Scientists in Scotland have shown how to slow the speed of light in vacuum. See here for details.
What? Wait a mo… slow the speed of light in VACUUM!
And they did it by ‘changing the shape’ of the photons…. but, But, BUT THAT MEANS…
OK…. before I do a logic dump on this blog, let’s do a science fiction list of stories where the speed of light has changed.
Let’s try Vernor Vinge’s Fire Upon the Deep, which won the Nebula in 1993. This identifies four zones. The inner two zones of our galaxy cannot initiate faster than light travel, whilst the outer two can. This is more about the effects of what can and cannot be done about travelling faster than light, than changing the speed. So this really does not change the speed the light.
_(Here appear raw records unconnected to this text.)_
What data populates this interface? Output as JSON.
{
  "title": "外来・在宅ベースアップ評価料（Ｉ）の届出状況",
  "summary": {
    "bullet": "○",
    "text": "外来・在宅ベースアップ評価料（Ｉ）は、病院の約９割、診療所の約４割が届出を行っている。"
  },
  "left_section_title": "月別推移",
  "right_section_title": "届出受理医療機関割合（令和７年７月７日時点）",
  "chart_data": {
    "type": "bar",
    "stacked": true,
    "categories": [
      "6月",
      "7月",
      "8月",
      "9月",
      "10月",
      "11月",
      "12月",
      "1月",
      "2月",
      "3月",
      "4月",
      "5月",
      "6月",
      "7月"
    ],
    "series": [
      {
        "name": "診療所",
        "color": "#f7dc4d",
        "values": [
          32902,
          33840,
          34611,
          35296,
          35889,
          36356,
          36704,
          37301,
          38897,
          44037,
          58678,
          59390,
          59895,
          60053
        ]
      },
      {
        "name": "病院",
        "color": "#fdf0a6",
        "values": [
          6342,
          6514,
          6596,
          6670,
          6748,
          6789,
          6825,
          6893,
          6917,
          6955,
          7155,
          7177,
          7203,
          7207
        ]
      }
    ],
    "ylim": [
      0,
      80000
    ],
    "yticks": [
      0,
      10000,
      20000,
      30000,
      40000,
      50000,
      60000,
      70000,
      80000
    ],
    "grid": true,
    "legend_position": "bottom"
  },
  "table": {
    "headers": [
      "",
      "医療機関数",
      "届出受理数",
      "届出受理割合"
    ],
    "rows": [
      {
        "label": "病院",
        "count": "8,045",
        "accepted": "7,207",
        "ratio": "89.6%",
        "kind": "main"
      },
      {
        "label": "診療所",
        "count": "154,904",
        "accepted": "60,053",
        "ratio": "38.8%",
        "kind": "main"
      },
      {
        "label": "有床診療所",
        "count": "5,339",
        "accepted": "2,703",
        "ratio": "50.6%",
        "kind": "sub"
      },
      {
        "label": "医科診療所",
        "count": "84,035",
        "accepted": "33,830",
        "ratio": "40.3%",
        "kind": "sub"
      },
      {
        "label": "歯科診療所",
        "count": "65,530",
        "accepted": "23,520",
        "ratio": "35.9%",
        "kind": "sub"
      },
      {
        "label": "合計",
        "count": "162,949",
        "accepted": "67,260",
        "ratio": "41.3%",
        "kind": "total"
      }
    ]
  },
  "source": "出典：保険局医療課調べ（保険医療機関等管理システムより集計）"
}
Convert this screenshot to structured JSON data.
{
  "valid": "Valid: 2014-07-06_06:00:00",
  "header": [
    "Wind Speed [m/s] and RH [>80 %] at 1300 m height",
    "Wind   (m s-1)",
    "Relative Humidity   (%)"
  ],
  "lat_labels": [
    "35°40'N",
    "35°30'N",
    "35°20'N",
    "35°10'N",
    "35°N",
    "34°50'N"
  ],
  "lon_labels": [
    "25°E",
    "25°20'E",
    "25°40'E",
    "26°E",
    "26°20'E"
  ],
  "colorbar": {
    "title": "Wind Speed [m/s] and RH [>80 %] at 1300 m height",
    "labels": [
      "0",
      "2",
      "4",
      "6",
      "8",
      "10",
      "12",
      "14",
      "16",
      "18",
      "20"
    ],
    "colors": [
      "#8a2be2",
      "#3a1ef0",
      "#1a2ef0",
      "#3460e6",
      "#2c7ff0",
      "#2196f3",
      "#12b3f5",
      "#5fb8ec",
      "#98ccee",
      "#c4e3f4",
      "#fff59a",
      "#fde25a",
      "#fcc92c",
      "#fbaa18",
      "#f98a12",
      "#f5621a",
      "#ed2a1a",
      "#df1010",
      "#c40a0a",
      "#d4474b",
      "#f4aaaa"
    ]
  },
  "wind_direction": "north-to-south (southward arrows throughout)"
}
How about Poul Anderson’s Brain Wave? This is about Earth moving out of an inhibiting field to allow certain ‘electromagnetic and electro-chemical processes to speed up. This could be taken as increasing the speed of light. But the book concentrates on the effects on intelligence.
There was also a short story C-Change by Charles Sheffield, published in the Probability Zero column of Analog November 1992, or so I’ve been told. I don’t know what the story is about.
[Many thanks to all who pointed me in the direction of these stories.]
I’m sure there must be others… surely there must be… anyway, there are implications about the fact that the speed of light can no longer be proven to be constant at a distance. That means light could be travelling at a slower speed elsewhere in our universe, or even as closer to home, within our galaxy.
Right it the speed of light is slower, what does it mean for black holes and event horizons and all that sort of thing? It means black holes will be bigger.
Now, if we observe these larger black holes caused by the slower light speed, but still believe or assume that the speed of light is as we experience it locally at the faster speed… then we would deduce that the black hole has more mass than it really does. This of course means that our universe would have more mass than it really does.
Does this remind you of another problem? The missing dark matter. If we assume this problem is due to the variation in the speed of light, it would mean that there are places where the speed of light is faster than what we know it as. So that means there must be a mechanism to alter the speed to light to go faster… um… maybe we can travel to the stars faster than we think we can now… um… who’s going to write the science fiction story that does that?